RECORD

Eno.456 雛鳥の記録

1日目

1日目。

ムゥはビーチへと連れて来た。
人々はこの地から立ち去ったのか閑散としており、ただ波の音だけがこの場に響いている。

ムゥは。
水辺より砂浜の方に熱心で、口に何かを咥えては私の元へとやってきた。

「ムー!」



これは何、と聞けば。

「カイガラ!テッカ、オシエテクレタ!
アカ、ママノイロ!」



そう。
はっきりとした赤ではないけれど、これは私らしい。
ムゥはその動作を繰り返し、夕方頃になれば貝殻の山が1つ出来たのであった。

嗚呼、ここはいつか。

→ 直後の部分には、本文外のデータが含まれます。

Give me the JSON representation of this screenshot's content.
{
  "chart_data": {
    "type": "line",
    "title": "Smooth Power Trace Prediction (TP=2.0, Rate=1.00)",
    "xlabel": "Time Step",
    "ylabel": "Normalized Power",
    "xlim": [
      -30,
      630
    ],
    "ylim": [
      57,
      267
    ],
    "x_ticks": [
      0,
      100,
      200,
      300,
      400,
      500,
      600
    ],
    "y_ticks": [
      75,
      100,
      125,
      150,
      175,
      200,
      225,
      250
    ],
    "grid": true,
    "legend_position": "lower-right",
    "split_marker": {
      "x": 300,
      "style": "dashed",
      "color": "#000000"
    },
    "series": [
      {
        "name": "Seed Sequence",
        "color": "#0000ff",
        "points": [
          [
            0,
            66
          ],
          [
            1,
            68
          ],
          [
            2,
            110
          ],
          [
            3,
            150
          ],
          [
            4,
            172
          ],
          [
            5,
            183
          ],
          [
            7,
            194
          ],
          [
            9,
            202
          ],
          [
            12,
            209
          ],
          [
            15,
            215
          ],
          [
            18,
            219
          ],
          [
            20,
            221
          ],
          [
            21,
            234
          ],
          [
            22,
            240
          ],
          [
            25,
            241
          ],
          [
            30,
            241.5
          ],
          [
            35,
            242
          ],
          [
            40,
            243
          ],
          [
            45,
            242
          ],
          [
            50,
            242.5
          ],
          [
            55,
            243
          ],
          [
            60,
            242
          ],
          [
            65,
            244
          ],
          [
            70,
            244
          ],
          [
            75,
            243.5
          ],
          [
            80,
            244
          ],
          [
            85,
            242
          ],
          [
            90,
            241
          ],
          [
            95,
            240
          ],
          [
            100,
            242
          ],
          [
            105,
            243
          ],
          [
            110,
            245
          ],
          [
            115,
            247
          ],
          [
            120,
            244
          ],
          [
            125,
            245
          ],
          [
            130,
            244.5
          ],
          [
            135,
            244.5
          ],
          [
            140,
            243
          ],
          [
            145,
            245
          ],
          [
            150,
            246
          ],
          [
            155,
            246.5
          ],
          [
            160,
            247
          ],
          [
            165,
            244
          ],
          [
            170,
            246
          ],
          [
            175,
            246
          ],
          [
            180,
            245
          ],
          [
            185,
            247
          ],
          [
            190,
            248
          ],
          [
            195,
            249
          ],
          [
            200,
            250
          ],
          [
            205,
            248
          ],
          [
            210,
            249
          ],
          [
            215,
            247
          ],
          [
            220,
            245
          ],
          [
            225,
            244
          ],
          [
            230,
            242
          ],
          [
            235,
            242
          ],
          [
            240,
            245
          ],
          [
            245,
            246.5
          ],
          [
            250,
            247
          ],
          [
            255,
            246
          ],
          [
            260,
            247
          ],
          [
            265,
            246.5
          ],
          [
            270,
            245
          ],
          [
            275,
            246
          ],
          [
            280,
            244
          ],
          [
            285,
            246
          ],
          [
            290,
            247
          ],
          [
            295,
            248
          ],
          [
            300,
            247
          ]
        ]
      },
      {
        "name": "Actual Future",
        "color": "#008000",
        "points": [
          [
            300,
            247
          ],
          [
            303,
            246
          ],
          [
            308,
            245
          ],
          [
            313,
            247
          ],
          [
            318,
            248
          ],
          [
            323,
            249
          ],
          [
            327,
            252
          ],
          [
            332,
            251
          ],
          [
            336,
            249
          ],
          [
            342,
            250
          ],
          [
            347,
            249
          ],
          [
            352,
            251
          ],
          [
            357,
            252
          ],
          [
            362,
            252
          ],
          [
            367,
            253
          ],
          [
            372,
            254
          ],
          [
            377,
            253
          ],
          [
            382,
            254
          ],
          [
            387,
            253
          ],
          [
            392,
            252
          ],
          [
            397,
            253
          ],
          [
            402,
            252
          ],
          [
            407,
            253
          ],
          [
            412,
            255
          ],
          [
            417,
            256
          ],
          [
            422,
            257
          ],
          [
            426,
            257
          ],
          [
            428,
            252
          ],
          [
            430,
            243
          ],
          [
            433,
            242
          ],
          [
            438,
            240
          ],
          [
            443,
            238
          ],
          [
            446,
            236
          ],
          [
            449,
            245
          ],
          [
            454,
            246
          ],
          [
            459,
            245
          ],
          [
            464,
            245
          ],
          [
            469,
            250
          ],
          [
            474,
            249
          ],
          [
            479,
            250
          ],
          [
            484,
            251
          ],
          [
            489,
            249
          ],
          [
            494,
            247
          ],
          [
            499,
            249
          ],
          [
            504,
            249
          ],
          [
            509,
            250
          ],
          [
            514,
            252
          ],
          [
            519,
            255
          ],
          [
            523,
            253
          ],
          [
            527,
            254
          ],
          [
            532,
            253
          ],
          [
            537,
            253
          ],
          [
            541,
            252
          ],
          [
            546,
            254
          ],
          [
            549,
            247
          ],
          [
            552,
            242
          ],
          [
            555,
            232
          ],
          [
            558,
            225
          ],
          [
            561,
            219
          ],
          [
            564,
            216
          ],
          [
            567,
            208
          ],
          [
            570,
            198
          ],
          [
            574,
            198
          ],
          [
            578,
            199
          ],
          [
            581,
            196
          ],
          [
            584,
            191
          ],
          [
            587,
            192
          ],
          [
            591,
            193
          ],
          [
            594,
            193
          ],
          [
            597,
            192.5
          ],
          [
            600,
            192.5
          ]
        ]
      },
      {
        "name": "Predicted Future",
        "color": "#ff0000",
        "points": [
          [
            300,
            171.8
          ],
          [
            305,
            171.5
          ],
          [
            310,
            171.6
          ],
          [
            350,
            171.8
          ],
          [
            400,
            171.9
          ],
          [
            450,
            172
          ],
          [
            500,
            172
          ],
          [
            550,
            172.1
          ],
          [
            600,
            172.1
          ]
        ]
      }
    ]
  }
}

あの子と来た場所。
滅多に路地から出たくないと言い張る子が、私を気遣って連れ出してくれて。



それで。

それは、でも。

「ママ?」




嗚呼。

嗚呼。

あ、ぁ。




「ママ~?」



ごめんなさい、と口に出す。
今はムゥが傍にいるものね、眠りにつくまでに思い出を作ってあげなければ。

結局、海辺には夜まで居座った。
その内、ムゥが寝てしまったのでどこかへと連れて行ったのだった。